Ambrose Field describes the Architexture II :
Created by detailed part-writing, the singers constantly weave in and out of each other as the piece surges and flows in flurries of activity. It’s always moving, but I also wanted like to give a sense of being frozen in a moment, which is extended forever. I’ve always liked those moments in the movies where time suddenly stands still, yet meanwhile, you see all the internal details of the events flow past you in a kind of cool slow motion. Architexture II is little like that: expect a kind of ultra-minimal contemporary music (not in a 1960s way), yet one that delivers it’s message through huge, large-scale textures.

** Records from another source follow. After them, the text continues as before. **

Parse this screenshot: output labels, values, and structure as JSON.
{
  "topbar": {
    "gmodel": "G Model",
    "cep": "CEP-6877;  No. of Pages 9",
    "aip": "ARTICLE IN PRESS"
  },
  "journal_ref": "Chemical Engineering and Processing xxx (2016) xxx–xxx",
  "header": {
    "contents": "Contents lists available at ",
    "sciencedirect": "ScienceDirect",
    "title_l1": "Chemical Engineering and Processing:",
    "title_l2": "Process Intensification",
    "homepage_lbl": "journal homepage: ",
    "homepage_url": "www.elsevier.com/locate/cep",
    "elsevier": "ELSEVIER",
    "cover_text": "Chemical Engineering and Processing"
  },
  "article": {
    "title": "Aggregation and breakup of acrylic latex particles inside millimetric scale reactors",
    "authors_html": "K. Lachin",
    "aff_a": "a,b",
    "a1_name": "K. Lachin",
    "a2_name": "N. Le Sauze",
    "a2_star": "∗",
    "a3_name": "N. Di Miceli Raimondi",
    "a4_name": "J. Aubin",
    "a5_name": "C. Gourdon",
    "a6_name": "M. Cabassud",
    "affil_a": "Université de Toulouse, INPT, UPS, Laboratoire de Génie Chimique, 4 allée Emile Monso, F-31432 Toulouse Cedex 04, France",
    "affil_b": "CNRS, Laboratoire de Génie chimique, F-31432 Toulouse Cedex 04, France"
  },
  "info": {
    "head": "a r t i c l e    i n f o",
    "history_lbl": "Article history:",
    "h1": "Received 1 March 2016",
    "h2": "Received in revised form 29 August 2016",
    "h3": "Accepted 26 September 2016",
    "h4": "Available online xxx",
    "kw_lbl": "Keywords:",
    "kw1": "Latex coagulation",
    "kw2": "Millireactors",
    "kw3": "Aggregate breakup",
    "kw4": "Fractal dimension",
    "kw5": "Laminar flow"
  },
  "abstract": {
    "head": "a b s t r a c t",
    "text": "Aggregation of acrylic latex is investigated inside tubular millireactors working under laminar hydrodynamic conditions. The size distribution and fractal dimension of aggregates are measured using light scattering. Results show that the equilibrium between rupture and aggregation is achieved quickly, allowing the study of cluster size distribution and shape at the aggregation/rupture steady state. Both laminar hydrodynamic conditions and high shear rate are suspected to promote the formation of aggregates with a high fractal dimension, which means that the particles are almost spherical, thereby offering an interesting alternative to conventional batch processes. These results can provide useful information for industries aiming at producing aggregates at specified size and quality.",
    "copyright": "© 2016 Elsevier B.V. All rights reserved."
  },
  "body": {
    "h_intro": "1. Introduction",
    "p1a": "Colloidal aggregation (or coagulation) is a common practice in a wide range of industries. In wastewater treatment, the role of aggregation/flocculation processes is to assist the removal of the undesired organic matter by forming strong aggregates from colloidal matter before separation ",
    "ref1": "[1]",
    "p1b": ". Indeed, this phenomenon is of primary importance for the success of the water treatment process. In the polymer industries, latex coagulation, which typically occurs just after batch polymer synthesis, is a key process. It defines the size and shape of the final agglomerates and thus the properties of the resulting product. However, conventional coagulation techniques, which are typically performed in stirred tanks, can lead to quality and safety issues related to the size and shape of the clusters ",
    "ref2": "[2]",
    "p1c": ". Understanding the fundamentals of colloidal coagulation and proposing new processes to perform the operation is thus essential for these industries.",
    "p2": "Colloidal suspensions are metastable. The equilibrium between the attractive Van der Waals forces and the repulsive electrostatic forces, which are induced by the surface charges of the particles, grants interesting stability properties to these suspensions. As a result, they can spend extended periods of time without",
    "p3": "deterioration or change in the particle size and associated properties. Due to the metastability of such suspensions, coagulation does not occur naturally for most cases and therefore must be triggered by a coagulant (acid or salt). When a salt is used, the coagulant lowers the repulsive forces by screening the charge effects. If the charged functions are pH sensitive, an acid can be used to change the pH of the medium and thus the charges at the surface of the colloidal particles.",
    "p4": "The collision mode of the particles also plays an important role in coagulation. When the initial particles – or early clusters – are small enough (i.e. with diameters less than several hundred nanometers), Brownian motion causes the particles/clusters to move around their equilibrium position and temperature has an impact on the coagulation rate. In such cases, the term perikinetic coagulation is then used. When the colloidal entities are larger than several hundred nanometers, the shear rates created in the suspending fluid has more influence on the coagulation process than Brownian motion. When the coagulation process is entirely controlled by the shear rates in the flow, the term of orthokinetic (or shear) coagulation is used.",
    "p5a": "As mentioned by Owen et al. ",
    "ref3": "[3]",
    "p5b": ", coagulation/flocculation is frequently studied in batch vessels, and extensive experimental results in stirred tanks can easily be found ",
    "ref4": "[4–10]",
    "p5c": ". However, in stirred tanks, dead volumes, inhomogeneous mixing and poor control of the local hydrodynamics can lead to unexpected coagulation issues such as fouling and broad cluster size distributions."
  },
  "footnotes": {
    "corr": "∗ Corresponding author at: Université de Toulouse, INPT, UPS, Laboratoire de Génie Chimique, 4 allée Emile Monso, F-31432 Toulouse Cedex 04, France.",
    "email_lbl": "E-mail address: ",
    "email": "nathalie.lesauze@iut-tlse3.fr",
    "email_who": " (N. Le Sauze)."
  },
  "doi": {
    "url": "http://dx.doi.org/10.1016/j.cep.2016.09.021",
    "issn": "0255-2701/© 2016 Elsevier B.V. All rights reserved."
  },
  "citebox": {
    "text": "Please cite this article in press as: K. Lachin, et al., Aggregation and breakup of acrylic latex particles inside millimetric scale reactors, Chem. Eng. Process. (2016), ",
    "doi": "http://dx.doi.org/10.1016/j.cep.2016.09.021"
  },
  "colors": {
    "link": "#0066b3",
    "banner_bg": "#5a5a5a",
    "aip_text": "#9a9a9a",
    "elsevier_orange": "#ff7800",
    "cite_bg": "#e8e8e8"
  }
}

Taking inspiration from medieval music (in particular, the sounds of first practice, early polyphony), I’ve adapted historical composition techniques to become modern tools for sculpting a large-scale vocal composition. Polyphony, for many renaissance composers, was all about creating a beautiful sound world from intricate overlapping of parts. That’s all very well to help make some wonderful textures, but how can we achieve clarity too? I wanted to know! So, I’ve spent a lot of time moving tiny phrases and musical lines around so that absolutely everyone’s contribution is clear, despite the vast acoustic (and I mean vast – it’s 11 seconds long at some frequencies) the piece will be performed in.
We’re using a kind of acoustic augmented reality. St Mary’s Abbey was one of the largest buildings in York by the year 1266. It was knocked down in 1530. The idea is to overlay the acoustic of what St Mary’s would have sounded like onto the actual space which exists today.